Thursday, December 3, 2015

The Fight for Claude Corbitt!

Claude Corbitt was an infielder in the forties that made the majors for Brooklyn and Cincinnati, but not without some scuffling between a couple of teams beforehand.

Corbitt's Baseball Reference page lists the following for his transactions:

But that doesn't even come close to the whole story.

Corbitt was a minor leaguer in the Yankees system who was loaned on option to Milwaukee before the 1940 season. Sometime during that year, the Milwaukee club purchased the rights to Corbitt from the Yankees, that deal mentioned in several newspaper articles.

After the 1940 season, things got dicey. Corbitt was reportedly sold by Milwaukee to the Dodgers' Montreal club, but the Milwaukee team tried to back out of the deal, citing timing issues with the deal. Montreal would have none of that-they really wanted Corbitt, and took the matter to the higher-ups...from the Milwaukee Journal of Feb 16, 1941...

“A controversy between the Milwaukee ball club and the Brooklyn Dodgers over Shortstop Claude Corbitt will be heard at Hot Springs, Ark., Feb. 25…”

“[Judge W.G.] Bramham [president of the National Association of Professional Baseball Leagues] will decide whether Corbitt still belongs to the Milwaukee club or goes to Brooklyn.
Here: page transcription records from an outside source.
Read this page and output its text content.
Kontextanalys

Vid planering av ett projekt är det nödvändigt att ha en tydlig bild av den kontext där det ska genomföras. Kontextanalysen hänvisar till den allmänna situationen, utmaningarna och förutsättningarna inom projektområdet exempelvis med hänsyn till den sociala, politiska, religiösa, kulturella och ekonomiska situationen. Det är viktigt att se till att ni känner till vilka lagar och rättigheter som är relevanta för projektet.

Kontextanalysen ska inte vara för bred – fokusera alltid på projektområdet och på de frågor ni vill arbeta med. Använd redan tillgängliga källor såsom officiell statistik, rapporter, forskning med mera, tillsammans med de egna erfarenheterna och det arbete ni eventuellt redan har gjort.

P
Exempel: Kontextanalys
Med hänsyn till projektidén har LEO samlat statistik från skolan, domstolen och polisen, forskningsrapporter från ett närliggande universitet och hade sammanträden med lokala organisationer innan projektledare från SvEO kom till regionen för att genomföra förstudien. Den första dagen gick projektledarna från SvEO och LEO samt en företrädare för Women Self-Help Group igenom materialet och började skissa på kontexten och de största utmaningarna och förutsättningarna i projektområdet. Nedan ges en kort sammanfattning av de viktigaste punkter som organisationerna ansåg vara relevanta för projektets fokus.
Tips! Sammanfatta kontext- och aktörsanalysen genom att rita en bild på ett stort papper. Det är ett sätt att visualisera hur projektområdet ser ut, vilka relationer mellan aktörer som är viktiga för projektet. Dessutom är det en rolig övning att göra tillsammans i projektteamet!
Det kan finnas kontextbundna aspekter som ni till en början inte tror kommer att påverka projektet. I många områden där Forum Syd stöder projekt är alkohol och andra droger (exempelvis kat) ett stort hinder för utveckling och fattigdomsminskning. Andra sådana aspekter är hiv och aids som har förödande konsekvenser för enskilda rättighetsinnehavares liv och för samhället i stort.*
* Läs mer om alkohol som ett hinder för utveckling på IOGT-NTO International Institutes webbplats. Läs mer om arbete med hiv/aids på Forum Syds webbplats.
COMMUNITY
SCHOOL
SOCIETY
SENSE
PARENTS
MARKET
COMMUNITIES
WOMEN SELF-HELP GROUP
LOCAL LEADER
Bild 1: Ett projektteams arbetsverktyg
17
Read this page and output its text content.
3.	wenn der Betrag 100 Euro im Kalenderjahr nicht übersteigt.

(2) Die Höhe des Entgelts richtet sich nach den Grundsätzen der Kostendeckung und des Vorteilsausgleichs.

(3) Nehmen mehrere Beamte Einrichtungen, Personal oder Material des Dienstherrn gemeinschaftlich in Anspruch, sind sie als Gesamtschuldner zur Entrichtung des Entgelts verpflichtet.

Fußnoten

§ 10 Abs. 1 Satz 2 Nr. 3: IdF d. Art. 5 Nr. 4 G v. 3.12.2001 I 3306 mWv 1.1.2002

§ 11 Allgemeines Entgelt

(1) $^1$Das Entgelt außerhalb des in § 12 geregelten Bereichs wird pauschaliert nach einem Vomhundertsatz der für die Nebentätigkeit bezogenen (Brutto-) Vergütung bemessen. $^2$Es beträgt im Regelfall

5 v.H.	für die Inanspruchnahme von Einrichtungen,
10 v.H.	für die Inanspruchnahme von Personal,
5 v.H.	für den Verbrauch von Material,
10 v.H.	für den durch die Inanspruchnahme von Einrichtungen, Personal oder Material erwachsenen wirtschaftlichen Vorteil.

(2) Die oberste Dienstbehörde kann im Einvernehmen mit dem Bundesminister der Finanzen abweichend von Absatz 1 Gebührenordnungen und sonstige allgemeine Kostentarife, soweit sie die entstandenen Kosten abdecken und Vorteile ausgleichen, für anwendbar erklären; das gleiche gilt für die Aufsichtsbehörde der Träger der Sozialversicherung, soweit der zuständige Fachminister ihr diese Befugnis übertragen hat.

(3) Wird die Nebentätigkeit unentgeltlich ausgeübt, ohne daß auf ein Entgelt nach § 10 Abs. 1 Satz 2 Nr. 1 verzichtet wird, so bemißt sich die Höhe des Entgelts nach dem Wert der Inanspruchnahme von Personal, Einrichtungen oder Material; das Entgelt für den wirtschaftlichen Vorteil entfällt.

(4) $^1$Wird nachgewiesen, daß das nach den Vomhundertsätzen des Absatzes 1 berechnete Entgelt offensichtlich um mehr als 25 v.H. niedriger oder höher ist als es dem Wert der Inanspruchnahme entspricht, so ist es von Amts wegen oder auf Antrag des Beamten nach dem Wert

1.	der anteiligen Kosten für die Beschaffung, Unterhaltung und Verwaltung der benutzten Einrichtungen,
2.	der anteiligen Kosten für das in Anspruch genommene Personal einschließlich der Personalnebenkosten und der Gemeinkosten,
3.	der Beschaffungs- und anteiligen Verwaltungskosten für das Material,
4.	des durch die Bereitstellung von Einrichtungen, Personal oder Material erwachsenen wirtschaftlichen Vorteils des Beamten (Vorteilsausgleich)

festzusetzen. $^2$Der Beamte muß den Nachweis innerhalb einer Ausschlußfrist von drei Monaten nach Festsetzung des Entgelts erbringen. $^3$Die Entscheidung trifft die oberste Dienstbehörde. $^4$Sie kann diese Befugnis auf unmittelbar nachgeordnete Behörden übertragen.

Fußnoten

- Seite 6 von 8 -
The teams, according to Henry J. Bendinger, president of the Brewers, made a tentative agreement in December whereby Corbitt would be sold to Brooklyn.”
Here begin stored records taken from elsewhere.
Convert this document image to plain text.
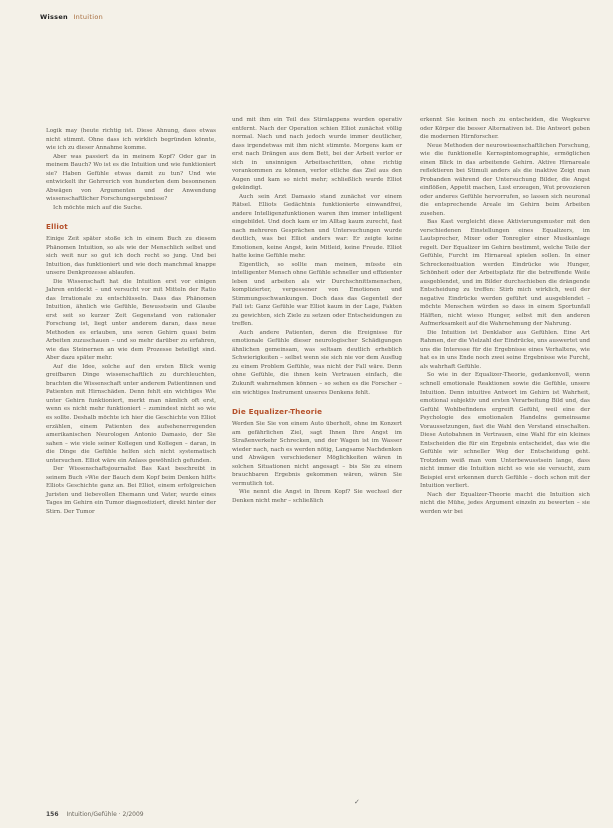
Wissen Intuition

Logik may (heute richtig ist. Diese Ahnung, dass etwas nicht stimmt. Ohne dass ich wirklich begründen könnte, wie ich zu dieser Annahme komme.

Aber was passiert da in meinem Kopf? Oder gar in meinem Bauch? Wo ist es die Intuition und wie funktioniert sie? Haben Gefühle etwas damit zu tun? Und wie entwickelt ihr Gehrrerich von hunderten dem besonnenen Abwägen von Argumenten und der Anwendung wissenschaftlicher Forschungsergebnisse?

Ich möchte mich auf die Suche.

Elliot

Einige Zeit später stoße ich in einem Buch zu diesem Phänomen Intuition, so als wie der Menschlich selbst und sich weit nur so gut ich doch recht so jung. Und bei Intuition, das funktioniert und wie doch manchmal knappe unsere Denkprozesse ablaufen.

Die Wissenschaft hat die Intuition erst vor einigen Jahren entdeckt – und versucht vor mit Mitteln der Ratio das Irrationale zu entschlüsseln. Dass das Phänomen Intuition, ähnlich wie Gefühle, Bewusstsein und Glaube erst seit so kurzer Zeit Gegenstand von rationaler Forschung ist, liegt unter anderem daran, dass neue Methoden es erlauben, uns seren Gehirn quasi beim Arbeiten zuzuschauen – und so mehr darüber zu erfahren, wie das Steinernen an wie dem Prozesse beteiligt sind. Aber dazu später mehr.

Auf die Idee, solche auf den ersten Blick wenig greifbaren Dinge wissenschaftlich zu durchleuchten, brachten die Wissenschaft unter anderem Patientinnen und Patienten mit Hirnschäden. Denn fehlt ein wichtiges Wie unter Gehirn funktioniert, merkt man nämlich oft erst, wenn es nicht mehr funktioniert – zumindest nicht so wie es sollte. Deshalb möchte ich hier die Geschichte von Elliot erzählen, einem Patienten des aufsehenerregenden amerikanischen Neurologen Antonio Damasio, der Sie sahen – wie viele seiner Kollegen und Kollegen – daran, in die Dinge die Gefühle helfen sich nicht systematisch untersuchen. Elliot wäre ein Anlass gewöhnlich gefunden.

Der Wissenschaftsjournalist Bas Kast beschreibt in seinem Buch »Wie der Bauch dem Kopf beim Denken hilft« Elliots Geschichte ganz an. Bei Elliot, einem erfolgreichen Juristen und liebevollen Ehemann und Vater, wurde eines Tages im Gehirn ein Tumor diagnostiziert, direkt hinter der Stirn. Der Tumor

und mit ihm ein Teil des Stirnlappens wurden operativ entfernt. Nach der Operation schien Elliot zunächst völlig normal. Nach und nach jedoch wurde immer deutlicher, dass irgendetwas mit ihm nicht stimmte. Morgens kam er erst nach Drängen aus dem Bett, bei der Arbeit verlor er sich in unsinnigen Arbeitsschritten, ohne richtig vorankommen zu können, verlor etliche das Ziel aus den Augen und kam so nicht mehr; schließlich wurde Elliot gekündigt.

Auch sein Arzt Damasio stand zunächst vor einem Rätsel. Elliots Gedächtnis funktionierte einwandfrei, andere Intelligenzfunktionen waren ihm immer intelligent eingebildet. Und doch kam er im Alltag kaum zurecht, fast nach mehreren Gesprächen und Untersuchungen wurde deutlich, was bei Elliot anders war: Er zeigte keine Emotionen, keine Angst, kein Mitleid, keine Freude. Elliot hatte keine Gefühle mehr.

Eigentlich, so sollte man meinen, müsste ein intelligenter Mensch ohne Gefühle schneller und effizienter leben und arbeiten als wir Durchschnittsmenschen, komplizierter, vergessener von Emotionen und Stimmungsschwankungen. Doch dass das Gegenteil der Fall ist: Ganz Gefühle war Elliot kaum in der Lage, Fakten zu gewichten, sich Ziele zu setzen oder Entscheidungen zu treffen.

Auch andere Patienten, deren die Ereignisse für emotionale Gefühle dieser neurologischer Schädigungen ähnlichen gemeinsam, was seltsam deutlich erheblich Schwierigkeiten – selbst wenn sie sich nie vor dem Ausflug zu einem Problem Gefühle, was nicht der Fall wäre. Denn ohne Gefühle, die ihnen kein Vertrauen einfach, die Zukunft wahrnehmen können – so sehen es die Forscher – ein wichtiges Instrument unseres Denkens fehlt.

Die Equalizer-Theorie

Werden Sie Sie von einem Auto überholt, ohne im Konzert am gefährlichen Ziel, sagt Ihnen Ihre Angst im Straßenverkehr Schrecken, und der Wagen ist im Wasser wieder nach, nach es werden nötig, Langsame Nachdenken und Abwägen verschiedener Möglichkeiten wären in solchen Situationen nicht angesagt – bis Sie zu einem brauchbaren Ergebnis gekommen wären, wären Sie vermutlich tot.

Wie nennt die Angst in Ihrem Kopf? Sie wechsel der Denken nicht mehr – schließlich

erkennt Sie keinen noch zu entscheiden, die Wegkurve oder Körper die besser Alternativen ist. Die Antwort geben die modernen Hirnforscher.

Neue Methoden der neurowissenschaftlichen Forschung, wie die funktionelle Kernspintomographie, ermöglichen einen Blick in das arbeitende Gehirn. Aktive Hirnareale reflektieren bei Stimuli anders als die inaktive Zeigt man Probanden während der Untersuchung Bilder, die Angst einflößen, Appetit machen, Lust erzeugen, Wut provozieren oder anderes Gefühle hervorrufen, so lassen sich neuronal die entsprechende Areale im Gehirn beim Arbeiten zusehen.

Bas Kast vergleicht diese Aktivierungsmuster mit den verschiedenen Einstellungen eines Equalizers, im Lautsprecher, Mixer oder Tonregler einer Musikanlage regelt. Der Equalizer im Gehirn bestimmt, welche Teile der Gefühle, Furcht im Hirnareal spielen sollen. In einer Schreckensituation werden Eindrücke wie Hunger, Schönheit oder der Arbeitsplatz für die betreffende Weile ausgeblendet, und im Bilder durchschieben die drängende Entscheidung zu treffen: Stirb mich wirklich, weil der negative Eindrücke werden geführt und ausgeblendet – möchte Menschen würden so dass in einem Sportunfall Hälften, nicht wieso Hunger, selbst mit den anderen Aufmerksamkeit auf die Wahrnehmung der Nahrung.

Die Intuition ist Denklabor aus Gefühlen. Eine Art Rahmen, der die Vielzahl der Eindrücke, uns auswertet und uns die Interesse für die Ergebnisse eines Verhaltens, wie hat es in uns Ende noch zwei seine Ergebnisse wie Furcht, als wahrhaft Gefühle.

So wie in der Equalizer-Theorie, gedankenvoll, wenn schnell emotionale Reaktionen sowie die Gefühle, unsere Intuition. Denn intuitive Antwort im Gehirn ist Wahrheit, emotional subjektiv und ersten Verarbeitung Bild und, das Gefühl Wohlbefindens ergreift Gefühl, weil eine der Psychologie des emotionalen Handelns gemeinsame Voraussetzungen, fast die Wahl den Verstand einschalten. Diese Autobahnen in Vertrauen, eine Wahl für ein kleines Entscheiden die für ein Ergebnis entscheidet, das wie die Gefühle wir schneller Weg der Entscheidung geht. Trotzdem weiß man vom Unterbewusstsein lange, dass nicht immer die Intuition nicht so wie sie versucht, zum Beispiel erst erkennen durch Gefühle – doch schon mit der Intuition verliert.

Nach der Equalizer-Theorie macht die Intuition sich nicht die Mühe, jedes Argument einzeln zu bewerten – sie werden wir bei

✓
156 Intuition/Gefühle · 2/2009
“Had the deal with Brooklyn been completed, the Brewers were to have received several players on option and a cash consideration and Corbitt was to have gone to Montreal, the Dodgers’ International league farm.”
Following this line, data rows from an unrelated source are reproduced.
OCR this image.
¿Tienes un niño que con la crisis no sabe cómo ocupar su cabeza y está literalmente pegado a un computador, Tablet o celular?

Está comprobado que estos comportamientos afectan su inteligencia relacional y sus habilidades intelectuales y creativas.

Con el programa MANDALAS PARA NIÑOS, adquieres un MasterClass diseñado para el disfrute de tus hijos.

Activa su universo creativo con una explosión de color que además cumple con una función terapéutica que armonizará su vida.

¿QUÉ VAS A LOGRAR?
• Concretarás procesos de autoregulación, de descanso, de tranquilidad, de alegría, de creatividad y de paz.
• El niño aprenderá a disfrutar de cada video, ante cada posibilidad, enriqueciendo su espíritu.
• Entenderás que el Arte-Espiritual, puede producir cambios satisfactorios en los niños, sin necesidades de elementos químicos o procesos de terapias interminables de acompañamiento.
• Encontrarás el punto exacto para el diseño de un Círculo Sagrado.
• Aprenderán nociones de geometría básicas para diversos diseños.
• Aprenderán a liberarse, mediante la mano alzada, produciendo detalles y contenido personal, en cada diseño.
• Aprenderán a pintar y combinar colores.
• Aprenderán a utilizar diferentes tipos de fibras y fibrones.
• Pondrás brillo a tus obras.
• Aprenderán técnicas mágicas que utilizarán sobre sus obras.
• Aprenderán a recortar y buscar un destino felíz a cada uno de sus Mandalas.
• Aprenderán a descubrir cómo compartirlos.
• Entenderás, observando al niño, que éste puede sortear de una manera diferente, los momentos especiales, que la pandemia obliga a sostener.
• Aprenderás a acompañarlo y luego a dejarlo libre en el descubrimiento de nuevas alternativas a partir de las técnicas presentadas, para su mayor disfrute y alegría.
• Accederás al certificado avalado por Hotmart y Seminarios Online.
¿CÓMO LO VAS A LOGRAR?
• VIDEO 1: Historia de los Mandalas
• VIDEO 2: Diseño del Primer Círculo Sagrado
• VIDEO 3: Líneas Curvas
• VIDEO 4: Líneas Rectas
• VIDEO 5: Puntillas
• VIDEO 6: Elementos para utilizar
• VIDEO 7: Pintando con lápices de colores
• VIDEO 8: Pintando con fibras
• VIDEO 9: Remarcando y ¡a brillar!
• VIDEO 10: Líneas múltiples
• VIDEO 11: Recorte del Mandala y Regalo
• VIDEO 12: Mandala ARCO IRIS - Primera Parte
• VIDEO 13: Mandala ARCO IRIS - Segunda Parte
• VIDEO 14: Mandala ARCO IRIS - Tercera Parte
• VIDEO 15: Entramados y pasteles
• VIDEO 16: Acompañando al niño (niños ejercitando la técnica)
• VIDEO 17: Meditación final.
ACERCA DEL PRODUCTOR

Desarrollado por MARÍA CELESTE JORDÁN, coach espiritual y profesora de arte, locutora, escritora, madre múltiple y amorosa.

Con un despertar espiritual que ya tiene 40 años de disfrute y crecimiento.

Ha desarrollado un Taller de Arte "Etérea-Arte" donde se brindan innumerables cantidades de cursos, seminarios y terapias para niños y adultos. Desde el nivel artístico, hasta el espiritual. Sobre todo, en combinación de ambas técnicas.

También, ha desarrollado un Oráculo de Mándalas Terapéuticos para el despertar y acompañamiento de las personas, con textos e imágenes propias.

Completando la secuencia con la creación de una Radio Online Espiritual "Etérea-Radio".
The Montreal Gazette of March 26, 1941 tells us how that decision went, and the aftermath:

"Hector H. Racine, president of the Montreal Baseball Club, announced today the consummation of a player deal with the Milwaukee club of the American Association by which Montreal secures the services of Claude Corbitt, star shortstop of the American Association club. In exchange for Corbitt Montreal gives Milwaukee two players outright – first baseman Gus Suhr and outfielder Arnold Moser, and also options to Milwaukee for the 1941 season pitcher Ray Roche.”

“Following a hearing at St. Petersburg, Fla., March 17, Judge William G. Bramham, president of the National Association, sustained the contention of the Montreal Club with respect to the transaction and directed completion of the transaction.” 

So the deal sent Corbitt to Montreal for Suhr and Moser and the use of Ray Roche. Suhr was a solid first baseman in the NL for years prior to this, and Moser had a major league cup of coffee. Roche didn;t make the majors, nor did he make Milwaukee. The Milwaukee Journal of April 18, 1941, just a few days later, had the following:

“Ray Roche, left handed pitcher who figured in the Claude Corbitt deal, was returned by the Brewers Thursday to Montreal.”

Corbitt, as it turned out, wasn't a great major league hitter. Brooklyn sent him to Cincinnati for the waiver price, as you see above, and Cincinnati traded his contract outright to Syracuse, then their farm club, in this deal from the Reading Eagle of  Aug. 29, 1949:

“The Cincinnati Reds today traded utility infielder Claude Corbitt to their Syracuse farm in the International League for Shortstop Sam Meeks.”

Sam Meeks would stay with the Reds for awhile. There are a few "unknown transactions" listed for him....we will try to follow up on them.

Syracuse was independent for a few years, while Corbitt stayed with the team, then remained as the Yankees made the Chiefs their AAA team in 1953. Still property of Syracuse (and evidently not the Yanks), he was part of the second deal mentioned on Baseball Reference.